Pilot Metropolitan – M nib
If you’ve ever used a Pilot Metropolitan, you’ll know that they are pretty basic pens and the nibs aren’t anything special. Still, this M nib gives a smooth writing experience and was pleasant to use with this ink. It’s not a very wet nib, so there’s not a lot of shading, but that may be a good thing for some people given the extreme shading this ink can have.
Kaweco Sport – M nib
At some point in the past, I adjusted the M nib on this Kaweco Sport to make it a wetter writer. It’s amazing how much darker my print writing looks when using this pen compared to the Metropolitan. It’s all the “shady” part of shading and none of the light. I like it!
Omas Paragon – M nib
This pen has a nib that is somewhere between the Metropolitan and Kaweco in terms of wetness, which means it has the most extreme shading of the three M nibs I’m using. This is personally my favorite, as I find it the most interesting.
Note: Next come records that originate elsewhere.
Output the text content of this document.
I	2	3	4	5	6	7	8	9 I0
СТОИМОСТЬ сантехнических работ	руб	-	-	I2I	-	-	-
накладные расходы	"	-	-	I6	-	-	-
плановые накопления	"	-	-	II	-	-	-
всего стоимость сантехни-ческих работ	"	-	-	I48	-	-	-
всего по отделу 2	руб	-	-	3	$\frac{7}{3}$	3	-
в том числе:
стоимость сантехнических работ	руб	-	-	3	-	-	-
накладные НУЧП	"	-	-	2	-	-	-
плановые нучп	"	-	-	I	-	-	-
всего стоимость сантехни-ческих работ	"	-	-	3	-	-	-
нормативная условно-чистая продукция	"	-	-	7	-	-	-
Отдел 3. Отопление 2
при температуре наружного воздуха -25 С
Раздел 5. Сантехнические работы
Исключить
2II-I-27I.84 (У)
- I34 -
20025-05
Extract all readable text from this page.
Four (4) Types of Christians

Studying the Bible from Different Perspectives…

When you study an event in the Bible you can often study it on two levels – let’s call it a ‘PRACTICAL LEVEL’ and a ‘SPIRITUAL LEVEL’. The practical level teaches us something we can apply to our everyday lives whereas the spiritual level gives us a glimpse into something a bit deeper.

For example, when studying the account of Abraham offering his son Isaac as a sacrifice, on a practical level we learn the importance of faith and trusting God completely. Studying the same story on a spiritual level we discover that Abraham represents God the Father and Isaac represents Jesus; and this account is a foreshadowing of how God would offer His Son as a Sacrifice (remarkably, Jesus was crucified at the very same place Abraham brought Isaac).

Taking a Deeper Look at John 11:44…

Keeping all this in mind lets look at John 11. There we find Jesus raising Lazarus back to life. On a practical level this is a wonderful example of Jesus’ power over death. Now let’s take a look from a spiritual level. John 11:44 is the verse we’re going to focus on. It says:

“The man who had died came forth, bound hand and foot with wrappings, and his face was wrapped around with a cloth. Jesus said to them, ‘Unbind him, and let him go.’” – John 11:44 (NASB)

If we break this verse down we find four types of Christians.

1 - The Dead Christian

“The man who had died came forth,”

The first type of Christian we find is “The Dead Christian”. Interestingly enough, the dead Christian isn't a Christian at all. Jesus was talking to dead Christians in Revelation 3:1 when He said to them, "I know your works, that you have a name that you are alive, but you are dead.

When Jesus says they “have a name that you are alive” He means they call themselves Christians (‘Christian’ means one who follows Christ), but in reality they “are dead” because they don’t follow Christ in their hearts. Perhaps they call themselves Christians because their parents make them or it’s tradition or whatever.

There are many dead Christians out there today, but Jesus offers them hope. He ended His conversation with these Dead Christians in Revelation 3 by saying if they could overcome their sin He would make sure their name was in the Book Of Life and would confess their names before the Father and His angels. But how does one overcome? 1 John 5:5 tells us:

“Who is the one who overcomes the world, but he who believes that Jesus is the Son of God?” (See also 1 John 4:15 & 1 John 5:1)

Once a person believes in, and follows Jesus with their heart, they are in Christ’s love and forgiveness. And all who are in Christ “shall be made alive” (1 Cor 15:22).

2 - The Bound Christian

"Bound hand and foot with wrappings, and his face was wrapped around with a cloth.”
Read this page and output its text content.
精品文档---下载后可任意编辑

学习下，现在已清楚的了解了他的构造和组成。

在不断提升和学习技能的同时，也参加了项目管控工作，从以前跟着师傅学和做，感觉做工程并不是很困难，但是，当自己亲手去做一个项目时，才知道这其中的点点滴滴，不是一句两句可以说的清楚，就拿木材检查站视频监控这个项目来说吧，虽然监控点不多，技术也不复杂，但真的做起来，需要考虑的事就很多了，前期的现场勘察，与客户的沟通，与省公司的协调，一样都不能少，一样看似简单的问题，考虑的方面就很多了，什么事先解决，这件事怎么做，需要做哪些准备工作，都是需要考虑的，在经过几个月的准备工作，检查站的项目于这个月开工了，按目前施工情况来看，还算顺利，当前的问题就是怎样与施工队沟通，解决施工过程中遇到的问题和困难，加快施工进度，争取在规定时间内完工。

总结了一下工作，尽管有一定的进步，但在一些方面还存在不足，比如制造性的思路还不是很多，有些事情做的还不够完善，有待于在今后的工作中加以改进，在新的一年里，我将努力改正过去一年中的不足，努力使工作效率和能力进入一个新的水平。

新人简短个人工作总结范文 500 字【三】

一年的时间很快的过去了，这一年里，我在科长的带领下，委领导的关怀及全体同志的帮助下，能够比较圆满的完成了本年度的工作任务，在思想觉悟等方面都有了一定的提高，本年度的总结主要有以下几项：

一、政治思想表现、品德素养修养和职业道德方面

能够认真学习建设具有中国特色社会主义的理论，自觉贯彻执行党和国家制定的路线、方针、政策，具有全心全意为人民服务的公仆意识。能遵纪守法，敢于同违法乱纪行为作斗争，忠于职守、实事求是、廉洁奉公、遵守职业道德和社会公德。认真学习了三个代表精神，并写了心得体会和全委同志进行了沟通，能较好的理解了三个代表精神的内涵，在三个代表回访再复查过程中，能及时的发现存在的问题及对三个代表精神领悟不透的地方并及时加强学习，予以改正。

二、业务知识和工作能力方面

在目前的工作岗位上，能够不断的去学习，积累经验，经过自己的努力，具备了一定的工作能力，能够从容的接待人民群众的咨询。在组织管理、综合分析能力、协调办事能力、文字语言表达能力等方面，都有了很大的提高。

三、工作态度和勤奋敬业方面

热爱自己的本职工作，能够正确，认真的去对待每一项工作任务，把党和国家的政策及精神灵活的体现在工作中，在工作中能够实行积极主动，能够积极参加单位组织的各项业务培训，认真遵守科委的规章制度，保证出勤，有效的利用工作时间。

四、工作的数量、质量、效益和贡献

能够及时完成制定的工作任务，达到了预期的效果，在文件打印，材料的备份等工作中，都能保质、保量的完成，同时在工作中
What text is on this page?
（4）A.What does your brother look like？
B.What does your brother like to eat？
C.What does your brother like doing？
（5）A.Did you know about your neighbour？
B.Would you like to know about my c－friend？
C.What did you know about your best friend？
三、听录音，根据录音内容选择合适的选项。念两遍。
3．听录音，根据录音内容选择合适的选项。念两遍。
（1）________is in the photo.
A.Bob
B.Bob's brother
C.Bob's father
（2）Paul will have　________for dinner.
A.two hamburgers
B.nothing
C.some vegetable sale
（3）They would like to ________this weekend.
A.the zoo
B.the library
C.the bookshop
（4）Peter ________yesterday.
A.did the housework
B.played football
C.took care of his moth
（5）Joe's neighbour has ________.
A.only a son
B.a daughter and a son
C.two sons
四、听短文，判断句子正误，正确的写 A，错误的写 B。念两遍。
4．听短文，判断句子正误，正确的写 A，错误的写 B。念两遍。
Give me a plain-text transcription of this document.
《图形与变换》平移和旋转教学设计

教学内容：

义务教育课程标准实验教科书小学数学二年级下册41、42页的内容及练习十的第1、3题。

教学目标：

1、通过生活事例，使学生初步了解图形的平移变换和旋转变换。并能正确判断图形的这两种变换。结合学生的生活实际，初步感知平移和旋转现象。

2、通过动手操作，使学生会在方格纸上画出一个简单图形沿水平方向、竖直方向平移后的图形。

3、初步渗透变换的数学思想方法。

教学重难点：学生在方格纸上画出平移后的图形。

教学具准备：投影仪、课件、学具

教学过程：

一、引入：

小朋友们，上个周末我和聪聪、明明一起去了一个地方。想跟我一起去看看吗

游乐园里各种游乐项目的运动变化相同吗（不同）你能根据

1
Pelikan 500 (vintage) – OB flex nib
This is easily the wettest nib of the bunch. Without flexing, the nib lays down super-wet lines of ink, and when flexed it just pools on the paper. It isn’t the most practical to write with, especially if you want to write small, but it can be done.
This ink tends to work very well on a variety of different papers. On plain printer paper it did feather a bit, but on all other fountain-pen-friendly papers it looked great.
Cleaning The Ink Out Of Pens
Despite this ink being somewhat heavily saturated, it was very easy to clean out of my test pens. The water ran clear after flushing each pen a few times and there wasn’t any residual color left after a bit of soaking. I wouldn’t hesitate to use this ink in any of my pens.
I really love KWZ Old Gold. It is an interesting color, has great shading, and even smells good! While I wish it had faster dry times (thankfully they’re not absurd like some inks), that’s not a huge deal breaker for me. I also wish the bottle didn’t get crumbs of dry ink in the threads, but knowing that it happens really helps in preventing messes. This ink works well in any nib you want to use it in, so no matter what your nib preferences are, it’s going to work for you. If you like this color, I’d highly encourage you to give it a try!